Ama emekli maaşlarında dünyada en kötü üç ülkenin arasındayız. Her üç gencimizden biri işsiz! İşsizlik ve açlıktan insanlarımız intihar ediyor. İş cinayetlerinde her gün en az 6 işçi can veriyor. Her doğa olayı bir felakete dönüşüyor. Selin denize sürüklediği onlarca kişiden hala haber yok!
Ve Erdoğan, doğasına-toprağına sahip çıkan halka diyor ki; “ülkenin dört bir yanından gelen solcular, komünistler sizi kışkırtıyor!” Bu bayat demagojiyle halkı destekçilerinden mahrum bırakmaya, direnişlerini kırmaya çalışıyor. Ama halk, kendi deneyimleriyle gerçekleri görüyor. Onca açlığın, işsizliğin, doğa ve insan katliamının kışkırtamadığı bir halkı, kimsenin kışkırtamayacağını da çok iyi biliyor.
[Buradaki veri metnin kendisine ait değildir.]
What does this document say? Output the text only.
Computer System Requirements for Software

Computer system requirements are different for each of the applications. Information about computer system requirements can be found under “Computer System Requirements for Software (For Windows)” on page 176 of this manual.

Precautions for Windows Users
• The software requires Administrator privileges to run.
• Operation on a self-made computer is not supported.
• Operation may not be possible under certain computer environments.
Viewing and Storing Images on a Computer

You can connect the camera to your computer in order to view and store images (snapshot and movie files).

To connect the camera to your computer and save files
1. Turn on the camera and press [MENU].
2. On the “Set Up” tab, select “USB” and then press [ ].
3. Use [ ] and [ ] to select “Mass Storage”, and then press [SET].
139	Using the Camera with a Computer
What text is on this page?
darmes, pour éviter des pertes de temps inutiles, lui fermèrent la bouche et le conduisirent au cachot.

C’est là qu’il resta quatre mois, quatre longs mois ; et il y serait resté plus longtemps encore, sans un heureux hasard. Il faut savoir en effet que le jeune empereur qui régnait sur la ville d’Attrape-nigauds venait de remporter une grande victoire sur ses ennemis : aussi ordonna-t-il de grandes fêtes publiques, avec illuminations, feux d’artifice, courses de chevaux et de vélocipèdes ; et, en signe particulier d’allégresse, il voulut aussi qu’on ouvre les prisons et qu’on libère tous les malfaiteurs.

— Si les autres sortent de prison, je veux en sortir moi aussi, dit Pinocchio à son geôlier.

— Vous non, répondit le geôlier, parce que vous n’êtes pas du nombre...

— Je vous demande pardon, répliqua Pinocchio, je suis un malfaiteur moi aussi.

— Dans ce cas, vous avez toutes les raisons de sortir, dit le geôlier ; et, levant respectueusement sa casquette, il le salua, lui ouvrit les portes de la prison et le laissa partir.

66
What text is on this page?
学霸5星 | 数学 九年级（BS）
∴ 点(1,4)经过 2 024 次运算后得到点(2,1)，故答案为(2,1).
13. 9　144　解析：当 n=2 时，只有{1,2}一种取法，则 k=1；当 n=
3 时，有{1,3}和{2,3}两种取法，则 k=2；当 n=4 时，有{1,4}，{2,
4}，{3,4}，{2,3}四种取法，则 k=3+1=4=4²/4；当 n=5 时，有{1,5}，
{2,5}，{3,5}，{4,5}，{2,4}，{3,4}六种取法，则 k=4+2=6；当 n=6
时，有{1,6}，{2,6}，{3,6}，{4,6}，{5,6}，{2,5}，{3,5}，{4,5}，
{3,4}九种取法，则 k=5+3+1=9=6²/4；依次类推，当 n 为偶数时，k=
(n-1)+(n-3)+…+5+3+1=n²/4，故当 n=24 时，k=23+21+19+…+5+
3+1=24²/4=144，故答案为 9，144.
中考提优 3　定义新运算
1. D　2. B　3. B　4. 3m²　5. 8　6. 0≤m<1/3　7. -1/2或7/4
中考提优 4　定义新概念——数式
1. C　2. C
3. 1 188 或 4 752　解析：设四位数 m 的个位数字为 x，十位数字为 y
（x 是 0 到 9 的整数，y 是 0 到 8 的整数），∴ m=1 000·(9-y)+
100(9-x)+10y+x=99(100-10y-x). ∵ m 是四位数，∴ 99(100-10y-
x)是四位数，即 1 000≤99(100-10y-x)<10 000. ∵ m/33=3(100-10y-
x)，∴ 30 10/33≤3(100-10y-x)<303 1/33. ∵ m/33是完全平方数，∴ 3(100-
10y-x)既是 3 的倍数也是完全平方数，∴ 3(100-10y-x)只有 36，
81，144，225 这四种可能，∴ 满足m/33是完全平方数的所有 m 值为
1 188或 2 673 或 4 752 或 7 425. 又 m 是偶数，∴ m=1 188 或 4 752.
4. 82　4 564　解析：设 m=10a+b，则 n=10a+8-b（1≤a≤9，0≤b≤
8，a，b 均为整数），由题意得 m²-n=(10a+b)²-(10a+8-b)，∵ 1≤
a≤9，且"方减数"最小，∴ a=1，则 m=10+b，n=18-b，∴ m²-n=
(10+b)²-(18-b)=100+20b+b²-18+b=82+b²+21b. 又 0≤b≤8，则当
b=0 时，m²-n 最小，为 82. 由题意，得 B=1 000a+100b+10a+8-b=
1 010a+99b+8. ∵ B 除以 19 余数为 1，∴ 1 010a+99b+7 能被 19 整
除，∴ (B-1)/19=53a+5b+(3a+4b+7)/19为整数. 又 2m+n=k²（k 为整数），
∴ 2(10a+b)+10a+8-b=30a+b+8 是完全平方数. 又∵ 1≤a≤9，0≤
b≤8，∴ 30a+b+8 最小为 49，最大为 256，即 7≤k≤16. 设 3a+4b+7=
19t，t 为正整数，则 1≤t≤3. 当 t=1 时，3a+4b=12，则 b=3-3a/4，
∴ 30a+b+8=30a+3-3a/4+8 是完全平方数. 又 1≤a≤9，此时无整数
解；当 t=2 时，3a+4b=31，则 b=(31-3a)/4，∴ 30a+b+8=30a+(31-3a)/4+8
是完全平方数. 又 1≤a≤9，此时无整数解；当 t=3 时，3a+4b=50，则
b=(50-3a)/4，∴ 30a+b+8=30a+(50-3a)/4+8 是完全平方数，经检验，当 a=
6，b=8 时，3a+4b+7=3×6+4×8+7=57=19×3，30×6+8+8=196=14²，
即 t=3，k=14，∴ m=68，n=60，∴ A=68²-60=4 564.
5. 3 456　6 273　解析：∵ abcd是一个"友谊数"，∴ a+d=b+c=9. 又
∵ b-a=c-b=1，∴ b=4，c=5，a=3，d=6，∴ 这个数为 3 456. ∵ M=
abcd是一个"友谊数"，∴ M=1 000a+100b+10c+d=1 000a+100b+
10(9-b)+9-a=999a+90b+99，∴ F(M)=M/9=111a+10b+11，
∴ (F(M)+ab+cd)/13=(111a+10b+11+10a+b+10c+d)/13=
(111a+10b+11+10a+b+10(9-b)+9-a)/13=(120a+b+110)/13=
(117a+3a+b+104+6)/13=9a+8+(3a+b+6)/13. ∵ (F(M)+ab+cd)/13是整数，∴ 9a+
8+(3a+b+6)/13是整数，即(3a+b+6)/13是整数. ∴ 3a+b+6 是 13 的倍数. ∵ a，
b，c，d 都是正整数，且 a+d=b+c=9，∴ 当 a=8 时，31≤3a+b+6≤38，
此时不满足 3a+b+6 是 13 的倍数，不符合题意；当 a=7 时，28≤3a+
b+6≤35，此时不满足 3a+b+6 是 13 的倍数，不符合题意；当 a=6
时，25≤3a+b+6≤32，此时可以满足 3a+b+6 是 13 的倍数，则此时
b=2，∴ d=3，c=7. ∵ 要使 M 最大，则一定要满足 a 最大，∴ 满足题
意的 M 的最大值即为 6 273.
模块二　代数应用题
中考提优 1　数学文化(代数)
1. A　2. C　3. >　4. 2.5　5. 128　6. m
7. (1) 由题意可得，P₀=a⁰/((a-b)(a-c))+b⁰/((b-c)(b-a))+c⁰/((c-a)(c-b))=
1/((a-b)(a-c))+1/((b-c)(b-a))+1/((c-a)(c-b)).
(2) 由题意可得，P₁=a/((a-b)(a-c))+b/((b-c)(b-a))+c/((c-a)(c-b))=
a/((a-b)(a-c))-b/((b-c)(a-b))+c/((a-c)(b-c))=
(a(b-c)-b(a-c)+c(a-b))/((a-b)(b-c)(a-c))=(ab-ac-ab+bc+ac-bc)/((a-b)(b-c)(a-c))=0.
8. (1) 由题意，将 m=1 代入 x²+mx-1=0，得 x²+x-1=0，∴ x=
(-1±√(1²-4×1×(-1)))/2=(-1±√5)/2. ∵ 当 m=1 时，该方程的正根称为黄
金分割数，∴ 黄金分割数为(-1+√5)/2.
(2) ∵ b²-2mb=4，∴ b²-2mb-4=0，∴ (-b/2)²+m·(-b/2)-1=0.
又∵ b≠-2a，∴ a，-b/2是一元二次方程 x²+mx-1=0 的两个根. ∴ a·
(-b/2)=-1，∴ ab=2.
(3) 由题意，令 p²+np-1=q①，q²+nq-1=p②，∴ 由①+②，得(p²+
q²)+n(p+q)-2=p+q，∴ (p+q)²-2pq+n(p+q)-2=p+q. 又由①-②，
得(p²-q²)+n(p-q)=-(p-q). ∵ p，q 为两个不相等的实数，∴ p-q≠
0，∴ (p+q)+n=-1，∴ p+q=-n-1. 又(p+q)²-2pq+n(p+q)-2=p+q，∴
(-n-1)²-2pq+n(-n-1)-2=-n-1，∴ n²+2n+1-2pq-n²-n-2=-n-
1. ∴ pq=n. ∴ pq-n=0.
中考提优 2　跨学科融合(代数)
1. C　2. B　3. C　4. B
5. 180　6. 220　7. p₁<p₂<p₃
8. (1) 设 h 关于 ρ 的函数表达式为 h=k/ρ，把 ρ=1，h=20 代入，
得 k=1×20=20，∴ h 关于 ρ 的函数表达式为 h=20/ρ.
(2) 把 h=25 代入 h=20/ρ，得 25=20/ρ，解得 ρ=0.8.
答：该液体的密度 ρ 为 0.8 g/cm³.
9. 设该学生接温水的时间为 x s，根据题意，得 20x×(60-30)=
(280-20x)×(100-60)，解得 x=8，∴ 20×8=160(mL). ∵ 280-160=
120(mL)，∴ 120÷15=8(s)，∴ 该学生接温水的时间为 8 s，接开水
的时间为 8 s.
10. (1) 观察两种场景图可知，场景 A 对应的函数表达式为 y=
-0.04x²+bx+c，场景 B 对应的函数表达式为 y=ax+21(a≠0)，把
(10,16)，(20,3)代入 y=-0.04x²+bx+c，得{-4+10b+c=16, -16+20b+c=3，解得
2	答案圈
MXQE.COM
Komünistlerin varlığı değil güçsüzlüğüdür, halkın isyanının zaferle sonuçlanmamasının nedeni… Ne zaman ki, işçi ve emekçiler, yaşamı kendilerine zehreden emperyalizme ve işbirlikçilerine karşı komünistlerin önderliğinde ayaklanır, gerçek kurtuluşa ancak o zaman kavuşur.
Bu sistemin halka acı ve ölüm dışında sunduğu bir şey yoktur. “Ya ölüm ya devrim” dışında seçeneği kalmamıştır.